3. On the Network > Interfaces page:
a. Add the Virtual Group (VG) IP addresses for both the X0 and X1 interfaces.
b. Add the redundant port configuration (X2 as redundant port of X0, X3 as redundant port of X1).
4. On the High Availability > Monitoring page, add the monitoring/management IP addresses either on X0 or X1 for each unit in the cluster.
5. Turn on all the other firewalls. A complete synchronization of the configuration is made from the CN1-Primary to all other firewalls.
6. Login to each firewall unit using the dedicated monitoring/management address and do the following:
a. Register the firewall on MySonicWALL.
b. Synchronize the licenses with MySonicWALL.
Testing for No Point of Failure
After the above deployment is connected and configured, CN1 will own Virtual Group1 (VG1), and CN2 will own Virtual Group 2 (VG2).
Configure the VG1 IP address on X0 as the gateway for a certain set of traffic flows and the VG2 IP address on X0 as the gateway for other sets of traffic flows. The network administrator can use different methods to accomplish this. One way is to use a smart DHCP server which distributes the gateway allocation to the PCs on the directly connected client network. Another method is by using policy based routes on a downstream router.

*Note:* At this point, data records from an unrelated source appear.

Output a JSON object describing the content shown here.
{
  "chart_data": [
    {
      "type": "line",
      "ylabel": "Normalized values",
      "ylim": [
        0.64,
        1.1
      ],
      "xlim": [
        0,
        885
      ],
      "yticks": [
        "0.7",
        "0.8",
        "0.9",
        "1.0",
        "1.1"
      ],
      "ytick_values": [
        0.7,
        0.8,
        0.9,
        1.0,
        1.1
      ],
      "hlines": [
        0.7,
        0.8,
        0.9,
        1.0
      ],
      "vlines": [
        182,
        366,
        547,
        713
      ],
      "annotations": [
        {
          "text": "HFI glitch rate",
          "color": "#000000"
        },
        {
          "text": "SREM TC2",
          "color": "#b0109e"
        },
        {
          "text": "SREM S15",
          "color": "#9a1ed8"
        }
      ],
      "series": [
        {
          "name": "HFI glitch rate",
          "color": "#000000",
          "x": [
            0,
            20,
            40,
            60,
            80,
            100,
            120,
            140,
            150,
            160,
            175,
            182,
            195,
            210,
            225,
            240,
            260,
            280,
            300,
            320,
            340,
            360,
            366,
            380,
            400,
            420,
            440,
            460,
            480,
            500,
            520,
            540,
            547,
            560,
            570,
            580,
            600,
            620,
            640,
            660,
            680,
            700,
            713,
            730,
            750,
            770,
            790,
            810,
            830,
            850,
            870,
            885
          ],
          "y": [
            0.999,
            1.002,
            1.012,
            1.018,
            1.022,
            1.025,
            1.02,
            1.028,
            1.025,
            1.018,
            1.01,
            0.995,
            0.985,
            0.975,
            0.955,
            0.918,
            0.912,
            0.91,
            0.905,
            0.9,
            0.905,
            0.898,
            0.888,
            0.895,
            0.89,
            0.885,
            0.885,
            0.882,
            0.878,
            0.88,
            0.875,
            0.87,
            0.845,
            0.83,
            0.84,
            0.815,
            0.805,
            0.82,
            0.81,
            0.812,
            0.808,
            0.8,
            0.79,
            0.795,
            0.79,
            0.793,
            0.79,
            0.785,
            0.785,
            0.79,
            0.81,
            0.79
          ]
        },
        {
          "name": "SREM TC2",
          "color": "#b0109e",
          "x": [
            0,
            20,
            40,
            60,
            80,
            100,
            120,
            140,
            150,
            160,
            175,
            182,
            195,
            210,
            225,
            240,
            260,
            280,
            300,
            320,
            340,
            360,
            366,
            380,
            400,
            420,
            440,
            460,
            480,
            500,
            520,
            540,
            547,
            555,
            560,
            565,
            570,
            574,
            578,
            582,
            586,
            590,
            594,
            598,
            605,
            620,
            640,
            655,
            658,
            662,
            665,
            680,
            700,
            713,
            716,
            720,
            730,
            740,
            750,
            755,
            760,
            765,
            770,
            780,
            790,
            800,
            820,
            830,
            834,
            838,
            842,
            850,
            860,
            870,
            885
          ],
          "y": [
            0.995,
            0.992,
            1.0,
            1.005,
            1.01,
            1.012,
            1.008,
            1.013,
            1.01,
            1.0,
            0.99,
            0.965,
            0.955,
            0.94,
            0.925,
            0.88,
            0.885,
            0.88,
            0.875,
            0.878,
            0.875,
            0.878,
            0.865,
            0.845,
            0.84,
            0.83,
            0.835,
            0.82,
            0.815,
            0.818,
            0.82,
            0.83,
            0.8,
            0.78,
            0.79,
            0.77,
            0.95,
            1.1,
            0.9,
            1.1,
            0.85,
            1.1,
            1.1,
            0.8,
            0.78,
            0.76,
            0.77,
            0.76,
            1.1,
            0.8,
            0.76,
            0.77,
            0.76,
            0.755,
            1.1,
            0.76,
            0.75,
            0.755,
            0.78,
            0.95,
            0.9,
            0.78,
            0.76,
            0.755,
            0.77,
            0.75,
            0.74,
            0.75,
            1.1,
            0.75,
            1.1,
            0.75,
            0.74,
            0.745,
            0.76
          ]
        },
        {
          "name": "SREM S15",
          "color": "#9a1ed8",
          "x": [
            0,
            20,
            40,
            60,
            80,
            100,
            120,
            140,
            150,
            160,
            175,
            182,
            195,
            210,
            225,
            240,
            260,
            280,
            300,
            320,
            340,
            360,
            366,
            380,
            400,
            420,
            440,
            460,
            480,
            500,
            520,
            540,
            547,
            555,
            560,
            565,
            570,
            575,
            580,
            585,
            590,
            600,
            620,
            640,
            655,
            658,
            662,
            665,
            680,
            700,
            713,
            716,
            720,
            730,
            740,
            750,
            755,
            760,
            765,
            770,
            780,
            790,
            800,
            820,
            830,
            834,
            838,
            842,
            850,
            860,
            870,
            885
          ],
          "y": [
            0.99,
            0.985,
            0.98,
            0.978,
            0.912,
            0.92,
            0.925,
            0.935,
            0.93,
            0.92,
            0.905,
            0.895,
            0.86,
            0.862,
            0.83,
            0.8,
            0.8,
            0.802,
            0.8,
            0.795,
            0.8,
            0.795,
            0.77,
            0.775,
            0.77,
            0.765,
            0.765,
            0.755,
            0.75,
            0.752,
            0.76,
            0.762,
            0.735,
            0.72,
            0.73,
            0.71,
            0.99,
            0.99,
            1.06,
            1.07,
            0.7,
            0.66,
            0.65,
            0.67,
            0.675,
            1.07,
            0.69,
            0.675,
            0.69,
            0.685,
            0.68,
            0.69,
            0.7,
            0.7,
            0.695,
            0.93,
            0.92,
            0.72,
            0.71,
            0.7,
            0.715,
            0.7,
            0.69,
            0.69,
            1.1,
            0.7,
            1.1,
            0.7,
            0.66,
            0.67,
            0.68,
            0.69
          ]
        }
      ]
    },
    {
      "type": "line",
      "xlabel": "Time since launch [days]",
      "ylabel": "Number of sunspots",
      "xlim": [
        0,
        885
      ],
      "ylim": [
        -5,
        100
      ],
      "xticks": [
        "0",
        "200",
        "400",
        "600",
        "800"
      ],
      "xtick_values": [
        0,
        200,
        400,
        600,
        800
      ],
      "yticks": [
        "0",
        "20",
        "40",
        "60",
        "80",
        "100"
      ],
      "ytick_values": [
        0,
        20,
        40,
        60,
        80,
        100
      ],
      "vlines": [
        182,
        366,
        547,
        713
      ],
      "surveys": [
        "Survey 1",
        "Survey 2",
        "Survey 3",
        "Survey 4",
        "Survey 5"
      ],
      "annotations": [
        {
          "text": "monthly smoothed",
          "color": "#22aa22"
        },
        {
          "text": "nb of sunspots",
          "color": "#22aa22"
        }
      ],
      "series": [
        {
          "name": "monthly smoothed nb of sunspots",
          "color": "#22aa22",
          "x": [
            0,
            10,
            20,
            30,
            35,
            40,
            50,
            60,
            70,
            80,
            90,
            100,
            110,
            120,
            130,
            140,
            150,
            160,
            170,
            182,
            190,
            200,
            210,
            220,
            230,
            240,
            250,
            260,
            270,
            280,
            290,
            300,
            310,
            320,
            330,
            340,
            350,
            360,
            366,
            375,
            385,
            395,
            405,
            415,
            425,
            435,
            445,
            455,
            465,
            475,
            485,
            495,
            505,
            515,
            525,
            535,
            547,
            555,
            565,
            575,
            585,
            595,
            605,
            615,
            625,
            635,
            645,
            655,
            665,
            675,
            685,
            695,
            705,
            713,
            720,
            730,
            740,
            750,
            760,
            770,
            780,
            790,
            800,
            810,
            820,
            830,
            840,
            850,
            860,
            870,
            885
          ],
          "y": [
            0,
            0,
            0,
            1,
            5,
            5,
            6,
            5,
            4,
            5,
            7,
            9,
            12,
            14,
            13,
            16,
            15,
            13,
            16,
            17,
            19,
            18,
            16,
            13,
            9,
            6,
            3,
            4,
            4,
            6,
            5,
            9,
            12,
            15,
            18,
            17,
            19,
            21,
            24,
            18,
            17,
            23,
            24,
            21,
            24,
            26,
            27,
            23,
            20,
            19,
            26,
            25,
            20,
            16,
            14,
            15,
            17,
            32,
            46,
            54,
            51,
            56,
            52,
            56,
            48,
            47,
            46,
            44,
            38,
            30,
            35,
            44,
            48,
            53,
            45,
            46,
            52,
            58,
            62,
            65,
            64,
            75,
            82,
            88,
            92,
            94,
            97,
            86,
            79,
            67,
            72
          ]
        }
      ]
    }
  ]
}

When the traffic setup is done, both Cluster Nodes will actively process network traffic. Now we can test for no single point of failure on all devices and links with the following steps:
1. Device Failures: Traffic should continue to flow through both Cluster Nodes in each of the following device failures:
a. Power down Switch A while Switch B is up and ready.
b. Power down Switch B while Switch A is up and ready.
c. Restart the Active unit in CN1 from the SonicOS management interface while the Standby unit in CN1 is up and ready (this scenario is similar to a software failure on the CN1-Active unit). Note that there will be a Stateful HA failover in this case.
d. Shut down the CN1-Active unit while the CN1-Standby unit is up and ready (this scenario is similar to a hardware failure on the CN1-Active unit). Note that there will be a Stateful HA failover in this case.
e. Repeat steps c) and d) for CN2.
f.: Shut down Router A while Router B is up and ready.
g. Shut down Router B while Router A is up and ready.
2. Link Failures: Traffic should continue to flow in each of the following link failures:
a. On each of the Active firewalls in the Cluster Node, disconnect the X0 cable while X2 is connected.
b. On each of the Active firewalls in the Cluster Node, disconnect the X1 cable while X3 is connected.
c. Disconnect the primary link from upstream switches to the router which is the Active virtual router.
d. Disconnect X6, the Active-Active DPI HA data interface.
Configuring Active/Active Cluster Full-Mesh 2-Unit Deployment
In previous sections we discussed the Active/Active Cluster Full-Mesh with 4 firewall units. Optionally, you can deploy Active/Active Cluster Full-Mesh with 2 firewall units where each CN consists of only one firewall (no HA backup). However, such a setup has the following limitations:
• Failover will not be stateful and existing connections will need to be re-built.
• If the traffic on each unit is greater than 50% of the capacity of the single unit at the time of failover, then after the failover the traffic in excess of 50% will be dropped.
The procedure for the 2-unit Full-Mesh is similar to the procedure for the 4-unit Full-Mesh, with the following exceptions:
• The steps involving the Backup unit in each node do not apply.
• The steps for configuring Stateful Sync and Active-Active DPI do not apply.
• There is no Switch required for connecting the HA ports (since there are only two, they can be directly connected with a cross over cable).